When you need two or more tasks to start from the same clock or trigger, DaqManager offers start_synchronized. The pattern is:

  1. Configure the slave tasks against the master's terminal — either share the master's sample clock (set Timing.source to e.g. /Dev1/ai/SampleClock) or set a DigitalEdgeStartTrigger on the master's ai/StartTrigger.
  2. Call mgr.start_synchronized(master, slaves). Slaves are armed sequentially (each start_task returns once the slave is in the armed-and-waiting state); the master is started last. Once the master fires its clock or trigger, every slave wakes immediately.
from nidaqlib import (
    AnalogInputVoltage, DaqManager, DigitalEdgeStartTrigger,
    Edge, TaskSpec, Timing,
)

master = TaskSpec(
    name="master",
    channels=[AnalogInputVoltage(physical_channel="Dev1/ai0")],
    timing=Timing(rate_hz=10_000.0),
)
slave = TaskSpec(
    name="slave",
    channels=[AnalogInputVoltage(physical_channel="Dev2/ai0")],
    timing=Timing(rate_hz=10_000.0),
    trigger=DigitalEdgeStartTrigger(
        source="/Dev1/ai/StartTrigger", edge=Edge.RISING
    ),
)

async with DaqManager() as mgr:
    await mgr.add("master", master)
    await mgr.add("slave", slave)
    await mgr.start_synchronized("master", ["slave"])
    # ... acquire ...
    # close() unwinds in LIFO order on context exit.

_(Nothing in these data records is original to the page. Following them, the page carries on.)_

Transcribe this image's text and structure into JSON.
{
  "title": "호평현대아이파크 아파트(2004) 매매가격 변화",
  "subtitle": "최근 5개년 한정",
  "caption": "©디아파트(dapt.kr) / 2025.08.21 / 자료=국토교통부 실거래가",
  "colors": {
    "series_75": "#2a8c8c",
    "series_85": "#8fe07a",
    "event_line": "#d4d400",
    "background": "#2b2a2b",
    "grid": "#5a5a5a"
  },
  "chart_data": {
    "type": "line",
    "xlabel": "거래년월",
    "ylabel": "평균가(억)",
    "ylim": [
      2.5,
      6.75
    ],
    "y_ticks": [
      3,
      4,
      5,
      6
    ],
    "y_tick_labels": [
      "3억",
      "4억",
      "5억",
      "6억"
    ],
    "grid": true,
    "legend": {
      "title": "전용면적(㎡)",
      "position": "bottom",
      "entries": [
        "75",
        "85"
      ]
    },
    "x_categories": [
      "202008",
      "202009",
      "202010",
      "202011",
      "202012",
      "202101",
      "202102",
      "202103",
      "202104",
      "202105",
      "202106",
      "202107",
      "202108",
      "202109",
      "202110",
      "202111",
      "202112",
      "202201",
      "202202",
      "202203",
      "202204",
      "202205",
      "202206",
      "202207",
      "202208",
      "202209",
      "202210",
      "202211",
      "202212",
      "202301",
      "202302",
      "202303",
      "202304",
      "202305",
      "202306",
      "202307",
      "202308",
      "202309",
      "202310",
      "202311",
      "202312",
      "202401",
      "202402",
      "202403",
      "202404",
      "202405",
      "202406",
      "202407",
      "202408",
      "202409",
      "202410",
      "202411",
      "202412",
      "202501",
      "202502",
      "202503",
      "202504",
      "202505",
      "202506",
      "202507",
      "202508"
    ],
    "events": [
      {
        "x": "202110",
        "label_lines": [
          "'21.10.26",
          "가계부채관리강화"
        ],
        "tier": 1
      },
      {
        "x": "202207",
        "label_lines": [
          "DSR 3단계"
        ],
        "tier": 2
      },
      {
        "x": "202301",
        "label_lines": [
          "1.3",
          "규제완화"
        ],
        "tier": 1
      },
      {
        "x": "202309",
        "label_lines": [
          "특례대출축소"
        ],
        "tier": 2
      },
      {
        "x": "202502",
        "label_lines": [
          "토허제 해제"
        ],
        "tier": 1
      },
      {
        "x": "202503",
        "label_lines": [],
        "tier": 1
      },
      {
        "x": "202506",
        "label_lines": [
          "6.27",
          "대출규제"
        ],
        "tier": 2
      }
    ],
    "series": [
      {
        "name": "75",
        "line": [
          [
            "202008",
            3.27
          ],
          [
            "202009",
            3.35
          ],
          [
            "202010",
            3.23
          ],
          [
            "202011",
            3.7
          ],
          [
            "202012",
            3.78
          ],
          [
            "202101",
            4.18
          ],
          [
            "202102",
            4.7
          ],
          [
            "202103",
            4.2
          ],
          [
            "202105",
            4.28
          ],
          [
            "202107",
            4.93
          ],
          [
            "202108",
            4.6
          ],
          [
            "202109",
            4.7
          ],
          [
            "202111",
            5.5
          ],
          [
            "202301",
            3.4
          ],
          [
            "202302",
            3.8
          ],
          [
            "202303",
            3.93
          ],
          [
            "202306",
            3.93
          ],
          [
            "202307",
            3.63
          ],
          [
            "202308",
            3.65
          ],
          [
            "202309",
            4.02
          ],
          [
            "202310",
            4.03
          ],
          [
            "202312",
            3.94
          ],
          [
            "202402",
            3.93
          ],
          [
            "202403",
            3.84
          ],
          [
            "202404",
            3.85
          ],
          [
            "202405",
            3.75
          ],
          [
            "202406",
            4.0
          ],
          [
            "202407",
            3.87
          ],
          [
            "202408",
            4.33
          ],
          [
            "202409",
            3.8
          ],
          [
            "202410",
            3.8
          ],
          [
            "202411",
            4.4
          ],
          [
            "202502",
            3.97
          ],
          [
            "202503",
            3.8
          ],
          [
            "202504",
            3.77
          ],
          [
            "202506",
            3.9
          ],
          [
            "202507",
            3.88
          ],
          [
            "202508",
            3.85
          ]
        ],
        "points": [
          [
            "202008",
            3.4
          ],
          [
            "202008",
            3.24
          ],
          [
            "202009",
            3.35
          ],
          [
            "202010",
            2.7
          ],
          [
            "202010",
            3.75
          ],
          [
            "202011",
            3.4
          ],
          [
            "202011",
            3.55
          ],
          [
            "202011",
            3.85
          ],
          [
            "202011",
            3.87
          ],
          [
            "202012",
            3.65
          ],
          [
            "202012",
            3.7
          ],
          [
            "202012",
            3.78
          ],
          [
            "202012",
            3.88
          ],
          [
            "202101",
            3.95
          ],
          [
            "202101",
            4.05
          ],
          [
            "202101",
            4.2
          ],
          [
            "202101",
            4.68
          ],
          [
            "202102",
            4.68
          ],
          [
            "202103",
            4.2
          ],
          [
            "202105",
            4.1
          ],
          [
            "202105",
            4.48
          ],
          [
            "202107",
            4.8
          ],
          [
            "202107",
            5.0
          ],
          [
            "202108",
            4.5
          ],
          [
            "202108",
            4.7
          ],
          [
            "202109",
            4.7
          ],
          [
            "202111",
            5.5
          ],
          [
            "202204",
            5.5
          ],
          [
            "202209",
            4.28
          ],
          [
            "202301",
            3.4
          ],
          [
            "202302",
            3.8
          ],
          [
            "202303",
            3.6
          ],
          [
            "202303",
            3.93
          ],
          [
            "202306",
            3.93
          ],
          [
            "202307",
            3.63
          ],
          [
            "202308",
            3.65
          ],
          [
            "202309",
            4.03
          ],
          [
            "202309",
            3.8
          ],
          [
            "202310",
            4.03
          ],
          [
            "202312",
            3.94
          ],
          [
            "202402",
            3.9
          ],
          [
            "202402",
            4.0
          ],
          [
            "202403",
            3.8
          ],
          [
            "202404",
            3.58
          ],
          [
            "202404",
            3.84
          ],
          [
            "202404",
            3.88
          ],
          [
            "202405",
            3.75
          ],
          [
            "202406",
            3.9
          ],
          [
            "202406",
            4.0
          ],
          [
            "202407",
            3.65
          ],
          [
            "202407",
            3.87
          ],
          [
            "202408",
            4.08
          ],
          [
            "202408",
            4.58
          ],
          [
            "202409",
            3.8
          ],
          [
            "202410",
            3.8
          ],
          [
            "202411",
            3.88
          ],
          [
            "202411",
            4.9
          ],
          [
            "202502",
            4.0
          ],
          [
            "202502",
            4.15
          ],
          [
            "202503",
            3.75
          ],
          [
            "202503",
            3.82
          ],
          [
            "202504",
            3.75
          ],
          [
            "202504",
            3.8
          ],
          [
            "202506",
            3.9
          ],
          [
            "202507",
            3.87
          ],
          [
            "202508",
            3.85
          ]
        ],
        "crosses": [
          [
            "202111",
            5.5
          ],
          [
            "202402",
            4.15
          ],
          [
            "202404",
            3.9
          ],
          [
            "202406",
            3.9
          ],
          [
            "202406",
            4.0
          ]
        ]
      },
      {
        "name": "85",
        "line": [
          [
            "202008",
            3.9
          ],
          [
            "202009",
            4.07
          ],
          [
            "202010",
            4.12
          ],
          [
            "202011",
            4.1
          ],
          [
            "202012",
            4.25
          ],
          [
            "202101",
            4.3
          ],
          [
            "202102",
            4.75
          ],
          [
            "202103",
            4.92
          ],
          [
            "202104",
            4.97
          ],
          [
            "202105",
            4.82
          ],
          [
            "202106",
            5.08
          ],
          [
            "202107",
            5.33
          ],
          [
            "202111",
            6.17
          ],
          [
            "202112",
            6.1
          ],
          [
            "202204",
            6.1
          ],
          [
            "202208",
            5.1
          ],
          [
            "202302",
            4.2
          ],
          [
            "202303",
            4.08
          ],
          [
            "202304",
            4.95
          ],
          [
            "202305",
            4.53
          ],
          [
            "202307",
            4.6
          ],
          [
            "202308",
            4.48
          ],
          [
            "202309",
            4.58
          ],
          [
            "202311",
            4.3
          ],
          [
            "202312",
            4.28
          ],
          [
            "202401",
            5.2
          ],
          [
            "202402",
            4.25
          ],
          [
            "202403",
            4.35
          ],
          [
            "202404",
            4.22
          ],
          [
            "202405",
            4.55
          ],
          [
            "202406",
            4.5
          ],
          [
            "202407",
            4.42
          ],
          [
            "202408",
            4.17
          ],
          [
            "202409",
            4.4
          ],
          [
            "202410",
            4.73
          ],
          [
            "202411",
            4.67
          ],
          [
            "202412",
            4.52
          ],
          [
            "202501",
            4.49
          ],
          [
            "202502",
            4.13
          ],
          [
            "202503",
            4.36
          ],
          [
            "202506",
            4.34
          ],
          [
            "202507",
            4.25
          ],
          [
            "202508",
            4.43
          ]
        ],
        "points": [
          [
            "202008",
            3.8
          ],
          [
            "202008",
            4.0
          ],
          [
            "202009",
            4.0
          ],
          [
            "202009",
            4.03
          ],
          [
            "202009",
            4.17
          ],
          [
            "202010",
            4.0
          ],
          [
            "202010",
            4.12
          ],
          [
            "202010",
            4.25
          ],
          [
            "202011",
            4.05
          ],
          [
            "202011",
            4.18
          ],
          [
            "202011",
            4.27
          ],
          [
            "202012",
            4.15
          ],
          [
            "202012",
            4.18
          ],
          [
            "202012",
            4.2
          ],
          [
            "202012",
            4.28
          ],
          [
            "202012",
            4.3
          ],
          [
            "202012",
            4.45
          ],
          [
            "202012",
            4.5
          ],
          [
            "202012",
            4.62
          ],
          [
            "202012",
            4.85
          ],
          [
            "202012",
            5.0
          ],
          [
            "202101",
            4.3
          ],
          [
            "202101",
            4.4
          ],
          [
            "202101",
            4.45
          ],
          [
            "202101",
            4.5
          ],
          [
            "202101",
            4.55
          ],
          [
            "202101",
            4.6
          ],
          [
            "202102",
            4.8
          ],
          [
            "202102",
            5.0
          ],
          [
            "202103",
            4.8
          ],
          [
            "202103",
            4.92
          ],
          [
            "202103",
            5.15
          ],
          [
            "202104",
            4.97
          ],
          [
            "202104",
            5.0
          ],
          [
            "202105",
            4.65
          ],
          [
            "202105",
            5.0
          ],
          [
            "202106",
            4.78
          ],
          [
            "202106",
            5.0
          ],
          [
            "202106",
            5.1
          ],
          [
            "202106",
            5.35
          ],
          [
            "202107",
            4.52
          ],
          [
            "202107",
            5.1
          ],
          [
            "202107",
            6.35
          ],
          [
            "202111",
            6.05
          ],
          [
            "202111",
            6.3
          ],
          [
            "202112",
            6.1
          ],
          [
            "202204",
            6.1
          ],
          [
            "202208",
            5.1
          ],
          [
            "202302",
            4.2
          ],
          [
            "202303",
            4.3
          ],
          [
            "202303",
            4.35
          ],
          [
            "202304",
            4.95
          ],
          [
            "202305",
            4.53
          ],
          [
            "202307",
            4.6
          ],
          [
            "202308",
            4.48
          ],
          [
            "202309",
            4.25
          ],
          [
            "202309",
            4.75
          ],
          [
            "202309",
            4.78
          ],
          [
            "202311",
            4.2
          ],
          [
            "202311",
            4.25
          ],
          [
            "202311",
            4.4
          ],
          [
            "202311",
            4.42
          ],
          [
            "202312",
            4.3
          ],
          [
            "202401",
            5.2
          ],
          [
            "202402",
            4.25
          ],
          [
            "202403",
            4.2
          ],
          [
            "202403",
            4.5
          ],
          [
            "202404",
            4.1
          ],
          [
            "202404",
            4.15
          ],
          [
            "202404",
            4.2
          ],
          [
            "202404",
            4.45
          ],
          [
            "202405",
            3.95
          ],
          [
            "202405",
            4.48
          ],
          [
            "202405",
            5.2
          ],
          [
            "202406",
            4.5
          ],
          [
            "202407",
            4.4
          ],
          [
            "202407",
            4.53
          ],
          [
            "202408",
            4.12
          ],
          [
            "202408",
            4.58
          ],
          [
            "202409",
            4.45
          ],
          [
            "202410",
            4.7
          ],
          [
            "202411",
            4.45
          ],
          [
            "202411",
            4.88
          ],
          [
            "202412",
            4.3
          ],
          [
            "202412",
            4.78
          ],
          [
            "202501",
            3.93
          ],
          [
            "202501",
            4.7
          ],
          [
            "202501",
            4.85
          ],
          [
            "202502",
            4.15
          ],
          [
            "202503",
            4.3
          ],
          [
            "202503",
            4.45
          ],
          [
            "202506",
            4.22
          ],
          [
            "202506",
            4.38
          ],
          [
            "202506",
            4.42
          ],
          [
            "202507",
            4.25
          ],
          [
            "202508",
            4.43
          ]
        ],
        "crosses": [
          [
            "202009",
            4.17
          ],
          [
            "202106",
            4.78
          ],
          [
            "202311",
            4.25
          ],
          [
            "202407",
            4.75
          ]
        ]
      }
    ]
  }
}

If a slave fails to arm, every previously-armed slave is stopped before the error is raised, and the master is not started. Under ErrorPolicy.RETURN, the master's DeviceResult.error carries a NIDaqTaskStateError explaining why.

start_synchronized is intentionally simpler than start() — sequential rather than parallel arming. The difference matters when arming fails: the master must not start at all, which is hard to guarantee with concurrent fan-out.